The charter school recently leased space at 135 Monmouth Street, the former home of Prown’s Home Improvements, and hopes to acquire the building for its planned expansion. (Photo by John T. Ward. Click to enlarge)
By JOHN T. WARD
A proposal to double enrollment at the Red Bank Charter School proved fighting words to the borough district Tuesday night.
If allowed, the expansion of the 200-student charter school “will almost certainly lead to a significant tax increase, as well as a multitude of cuts” in services at the borough schools, a visibly riled Superintendent Jared Rumage told a small audience at a board of education meeting held at the middle school.
“I cannot and will not allow our children to be left behind,” he said.
A new promotional video for the charter school tells its history through interviews with founders and others. (Courtesy of Red Bank Charter School)
Rumage’s comments preceded the board’s unanimous approval of a resolution authorizing its attorney, Richard McOmber, to “take all legal action necessary to oppose” the charter school bid, which Rumage and other officials fear will financially drain the two-school district.
In an application to the New Jersey Department of Education on December 1, the charter school asked for permission to double its enrollment over the next three years.
In her cover letter to the application, charter school Principal Meredith Pennotti acknowledged that the move is likely to provoke “public discord” and impose “financial hardship” on the district from which the charter school sprang in 1998. But the change is needed to break the “status quo,” in which, she maintained, charter school students outperform their district counterparts.
That didn’t sit well with Rumage.
“The landscape of education in Red Bank is far from ‘status quo,’ as some people would have you believe,” Rumage said. “We are raising the bar of education in Red Bank.”
Citing a slogan used to motivate the district’s 1,300 students — “BIA,” for Best in America— Rumage said, “Why not BIA? We’re already BIRB.”
By law, the borough district is required to share its state aid with the charter school. Under the current budget, the district will transfer $1.56 million to the charter school this year, or roughly half its $3 million in state aid. Rumage and other officials expressed concern Tuesday that the sum forwarded to the charter school could double, even as the state continues to underfund the district.

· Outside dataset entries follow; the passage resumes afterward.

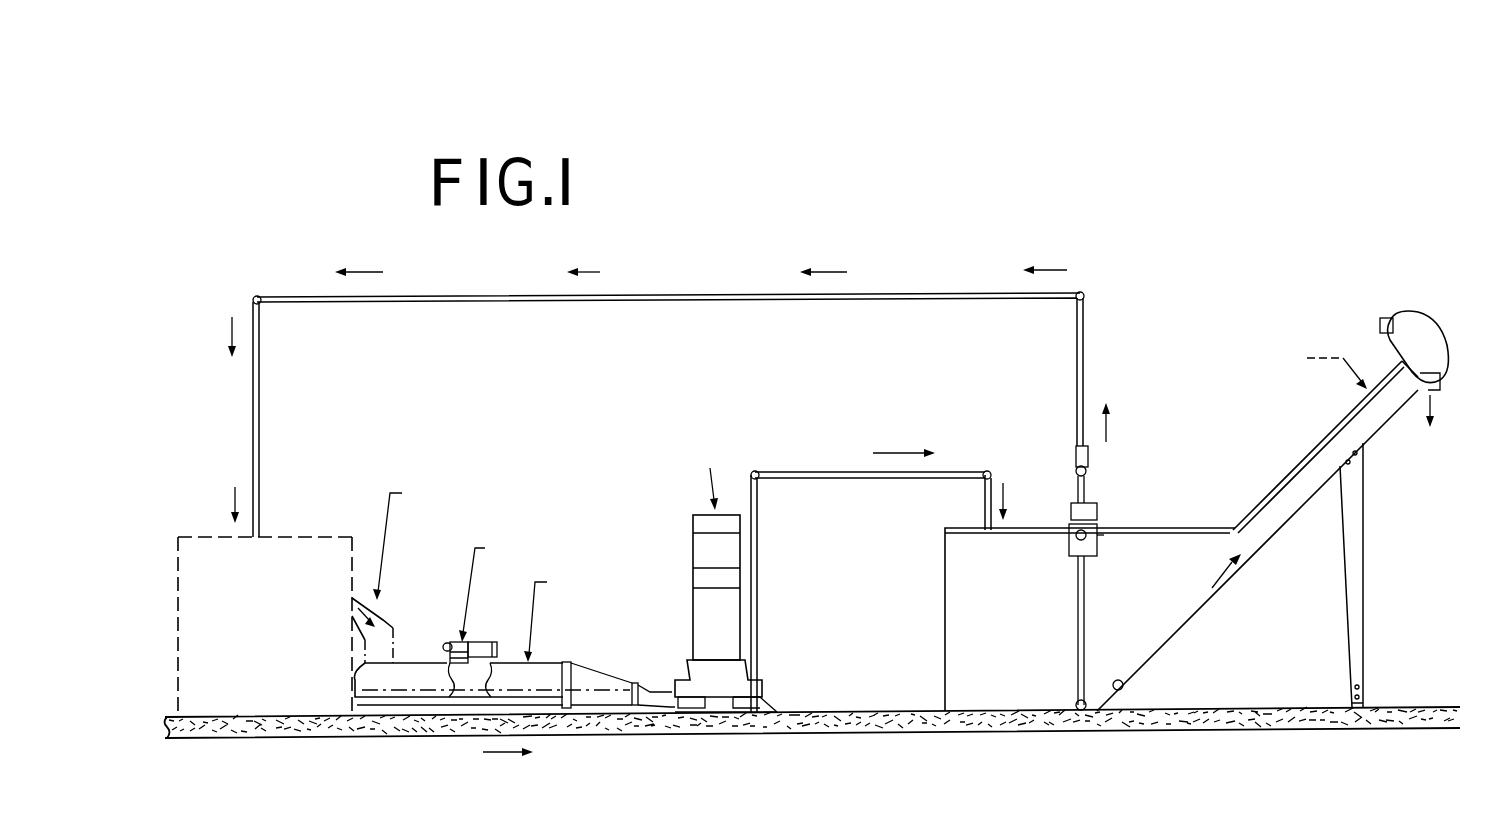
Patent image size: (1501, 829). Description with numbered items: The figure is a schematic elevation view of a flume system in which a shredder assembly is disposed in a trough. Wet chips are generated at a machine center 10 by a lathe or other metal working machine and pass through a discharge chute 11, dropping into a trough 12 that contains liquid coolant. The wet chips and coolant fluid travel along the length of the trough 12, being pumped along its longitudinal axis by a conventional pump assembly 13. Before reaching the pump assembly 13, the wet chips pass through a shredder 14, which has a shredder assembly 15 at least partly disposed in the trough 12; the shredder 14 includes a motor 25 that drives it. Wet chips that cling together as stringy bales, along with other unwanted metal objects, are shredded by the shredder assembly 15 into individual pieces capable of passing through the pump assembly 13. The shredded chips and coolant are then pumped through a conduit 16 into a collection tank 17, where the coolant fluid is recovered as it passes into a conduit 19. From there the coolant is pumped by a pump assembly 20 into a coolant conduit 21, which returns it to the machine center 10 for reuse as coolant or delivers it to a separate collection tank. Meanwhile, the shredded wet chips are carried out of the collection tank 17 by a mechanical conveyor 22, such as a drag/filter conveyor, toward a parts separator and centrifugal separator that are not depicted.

The machine center 10 is at (287, 680).
The discharge chute 11 is at (362, 592).
The trough 12 is at (560, 703).
The pump assembly 13 is at (710, 643).
The shredder 14 is at (447, 643).
The shredder assembly 15 is at (507, 690).
The conduit 16 is at (952, 470).
The collection tank 17 is at (992, 688).
The conduit 19 is at (1078, 583).
The pump assembly 20 is at (1099, 517).
The coolant conduit 21 is at (873, 293).
The mechanical conveyor 22 is at (1312, 452).
The motor 25 is at (477, 642).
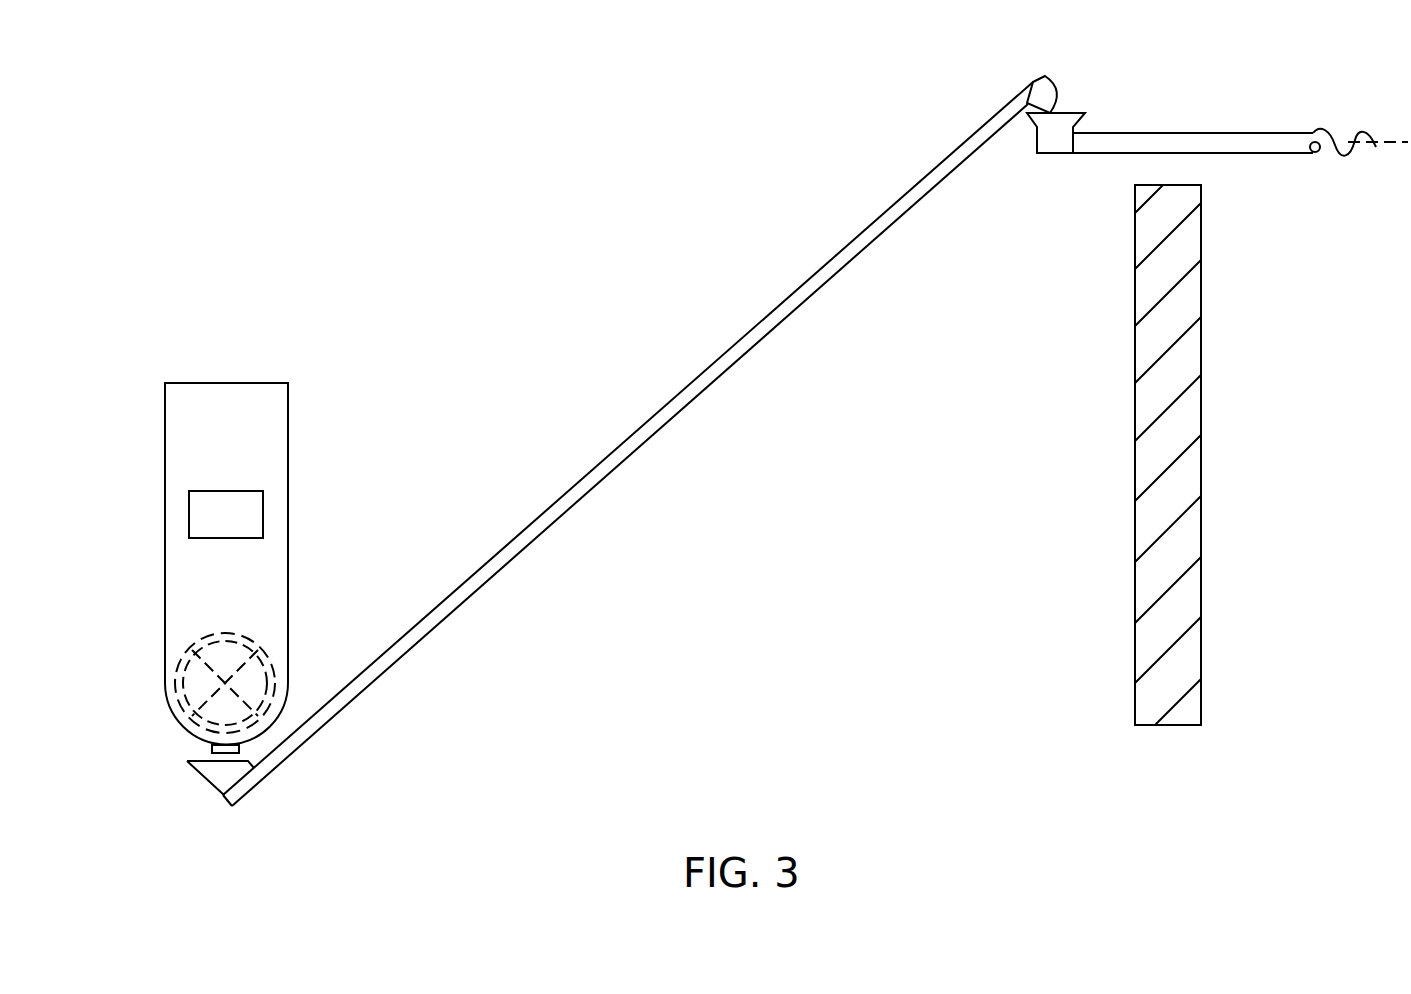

In an interview Tuesday evening, Pennotti confirmed to redbankgreen that the idea for the expansion came from the state education department itself, which has sole say over whether the application gets approved.
The DOE has adopted a philosophy of encouraging top-tier charter schools to expand or replicate themselves, so that it isn’t investing as much in the past in start-ups with no track record, Pennotti said.
“We are a well-established school,” she said. “There was a time when there was less emphasis on that, but here they want a proven product. The fact that we meet the criteria of a proven product is a good thing.”
Board president Ben Forest, however, worried that suggests the district faces an unfair fight.
Forest, who was absent from the meeting, told redbankgreen earlier in the day that he found the notion that the DOE both encouraged and is evaluating the plan “alarming.”
“I would expect that the state would have an even hand here and look at our case objectively,” he said. “I hope it’s not the case.”
If approved, the charter school plan would be phased in over three years, with new students selected via a “weighted lottery,” in which children of economically disadvantaged families would get three ping-pong balls, versus two for non-disadvantaged kids, in a drawing, Pennotti said. As at present, siblings of current students would get admissions preference.
The additional students would be taught in classrooms at a “satellite” campus recently opened on Monmouth Street in an office and retail structure that formerly housed Prown’s Home Improvements, Pennotti said. The property abuts the rear yard of the charter school campus on Oakland Street.
The board’s resolution also authorized McOmber to hire “needed experts” to provide evidence and testimony should the DOE approve the expansion. At the request of board member Michael Ballard, the board agreed to amend the resolution to require McOmber to keep the board abreast of anticipated fees.
A parents group has scheduled a meeting on the charter school plan for 7 p.m. Thursday at the middle school.